Mereka sudah menyiapkan semuanya sejak aku lulus SD. Menjodohkanku dengan
seorang pria yang 7 tahun lebih tua dariku. Awalnya aku menolak dengan
berbohong dan memelas. Tapi sepertiya mereka memang sudah memprediksi
penolakanku. Dan aku tidak bisa mengelak. Aku berfikir, kalau saja aku punya
pacar mungkin ceritanya sedikit berbeda. Tapi aku tidak punya pacar, dan aku
tidak pernah berniat pacaran. Aku memang pernah bilang pada orang tuaku. Aku
tidak mau pacaran. Aku ingin langung menikah saja jika jodohku sudah datang.
Dan mereka menggunakan alasan itu sebagai kartu as untuk membuatku setuju.
Dan ... akhirnya
aku setuju.
Hari ini hari
pernikahanku. Aku melihat sosok wanita cantik di hadapanku. Tampak lebih dewasa
dari biasanya. Ternyata sosok itu adalah aku sendiri. Semenjak subuh aku sudah
duduk manis dengan perasaan pasrah pada orang –orang yang mengotak –atik
wajahku. Memang sudah sewajarnya jika pengantin wanita harus berias diri
semaksimal mungkin. Apalagi aku dengar jika calon suamiku ini bukan orang
biasa. Mengingat usianya yang sudah kepala tiga pasti dia tidak mau jika calon
istrinya dirias seadanya, itu aka membuatnya malu. Apalagi jika ada yang tau
jika calon istrinya masih berusia 23 tahun. Bisa-bisa dikira pedofilia. Hehe...
Aku tersenyum
kecut.
Apa aku
bahagia? Entahlah. Aku tidak merasakan apapun. Entah itu terpaksa ataupun sedih
karena dipaksa menikah diusia sedini ini. Aku merasa biasa saja. Sama seperti
saat aku dirias menjadi pagar ayu saat tante Mira menikah dulu. Perasaan yang
sama seperti waktu itu. mungkin karena aku masih terlalu mudah untuk memikirkan
sebuah keluarga atau karena .. entahlah. Aku tidak mau memikirkan itu. aku
hanya ingin tampak cantik di hari pernikahanku.
Aku belum
pernah bertatap muka dengan calon suamiku ini. Aku hanya mengenalnya di
internet dan dari foto yang di berikan bunda. Saat melamarku pun calon suamiku
ini tidak bisa hadir. Katanya sih ada bisnis di luar negeri yang tidak bisa
ditinggalkan. Dia baru pulang 2 hari sebelum acara pernikahannya dan belum
sempat menemuiku karena disibukkan dengan tetek bengek pernikahan ini.
Jadi harap
maklum saja jika aku sedikit canggung saat melihat sosok nya secara langsung.
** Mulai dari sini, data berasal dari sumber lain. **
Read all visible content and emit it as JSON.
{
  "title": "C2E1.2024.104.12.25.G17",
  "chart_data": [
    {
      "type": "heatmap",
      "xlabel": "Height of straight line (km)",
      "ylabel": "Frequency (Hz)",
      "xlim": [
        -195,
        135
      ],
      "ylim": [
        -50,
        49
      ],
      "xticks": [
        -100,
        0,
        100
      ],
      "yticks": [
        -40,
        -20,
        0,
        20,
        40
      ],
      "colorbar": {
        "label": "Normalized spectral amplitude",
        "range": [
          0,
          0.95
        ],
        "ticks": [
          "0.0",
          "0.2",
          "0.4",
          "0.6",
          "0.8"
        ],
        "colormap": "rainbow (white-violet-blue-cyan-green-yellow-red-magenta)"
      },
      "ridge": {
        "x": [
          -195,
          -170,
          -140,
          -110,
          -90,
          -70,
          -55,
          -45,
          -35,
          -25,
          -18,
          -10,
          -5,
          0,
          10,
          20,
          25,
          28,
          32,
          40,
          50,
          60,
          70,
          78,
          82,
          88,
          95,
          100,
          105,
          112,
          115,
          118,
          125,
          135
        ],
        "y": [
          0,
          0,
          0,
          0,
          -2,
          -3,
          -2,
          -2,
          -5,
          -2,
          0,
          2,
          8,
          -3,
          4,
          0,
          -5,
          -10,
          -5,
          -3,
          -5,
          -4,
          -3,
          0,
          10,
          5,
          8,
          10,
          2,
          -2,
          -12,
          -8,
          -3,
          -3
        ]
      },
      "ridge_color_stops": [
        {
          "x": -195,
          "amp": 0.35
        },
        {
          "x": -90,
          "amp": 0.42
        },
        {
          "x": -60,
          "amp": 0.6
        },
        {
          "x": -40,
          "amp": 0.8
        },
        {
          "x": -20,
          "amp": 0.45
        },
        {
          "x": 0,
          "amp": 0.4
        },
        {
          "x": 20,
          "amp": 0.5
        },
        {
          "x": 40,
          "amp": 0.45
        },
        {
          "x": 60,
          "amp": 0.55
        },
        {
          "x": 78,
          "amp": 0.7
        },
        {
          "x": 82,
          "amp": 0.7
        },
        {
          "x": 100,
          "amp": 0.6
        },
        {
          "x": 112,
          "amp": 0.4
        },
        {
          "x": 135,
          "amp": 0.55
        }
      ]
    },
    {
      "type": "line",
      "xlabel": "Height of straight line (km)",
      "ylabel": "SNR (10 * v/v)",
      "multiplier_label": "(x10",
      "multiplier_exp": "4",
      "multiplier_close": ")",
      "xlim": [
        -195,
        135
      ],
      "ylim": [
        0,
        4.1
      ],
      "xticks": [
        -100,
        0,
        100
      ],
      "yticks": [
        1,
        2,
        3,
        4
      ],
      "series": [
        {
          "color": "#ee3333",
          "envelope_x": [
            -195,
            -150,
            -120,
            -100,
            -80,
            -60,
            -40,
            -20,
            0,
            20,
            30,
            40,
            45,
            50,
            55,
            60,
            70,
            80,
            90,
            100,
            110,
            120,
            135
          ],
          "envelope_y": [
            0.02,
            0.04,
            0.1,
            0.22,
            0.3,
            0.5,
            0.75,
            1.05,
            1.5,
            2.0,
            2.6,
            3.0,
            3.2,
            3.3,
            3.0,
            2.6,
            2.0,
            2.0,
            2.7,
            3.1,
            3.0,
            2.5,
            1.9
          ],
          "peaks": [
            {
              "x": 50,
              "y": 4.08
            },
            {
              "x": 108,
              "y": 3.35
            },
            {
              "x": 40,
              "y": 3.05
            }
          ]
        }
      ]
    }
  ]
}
Kami duduk di hadapan pengulu. Aku tidak berani menatap wajahnya. Rasanya
hatiku berdebar sangat cepat. Mungkin wajahku sudah memerah seperti kepiting
rebus. Tapi laki-laki itu berbeda denganku. tampa canggung dia menyapaku. “
hai?” seraya memperbaiki krudung putih yang hampir jatuh dari kepalaku.
Mau tak mau aku
melihat wajahnya. Kesan pertamaku.... “ wah” hanya itu yang keluar dari
bibirku. Laki-laki bernama Evan itu tersenyum. Dan senyumnya membuatku semakin
kikuk. Selain wajahnya yang tampan , senyumnya juga sangat manis, hingga mampu
melelehkan hatiku dalam sedetik.
Aku mendengar
suara tawa bunda di belakangku. Dan suara ayah yang menyuruh bunda untuk diam.
Bunda pasti sedang menertawanku. Mengingat betapa keuh keuh nya aku menolak
perjodohan ini sebelumnya.
Buru-buru aku
menundukkan kepalaku saat penghulu mengucapkan salam. Entah apa saja yang aku
pikirkan tentang laki-laki ini sebelumnya. Laki-laki tua yang tidak bisa
mencari istri sendiri, atau lelaki tua yang dingin sampai tidak ada wanita yang
mau dekat dengannya. Semuanya hilang begitu saja, tergantikan dengan perasaan
berdebar yang luar biasa hingga aku tidak sadar jika ijab qobul telah selesai.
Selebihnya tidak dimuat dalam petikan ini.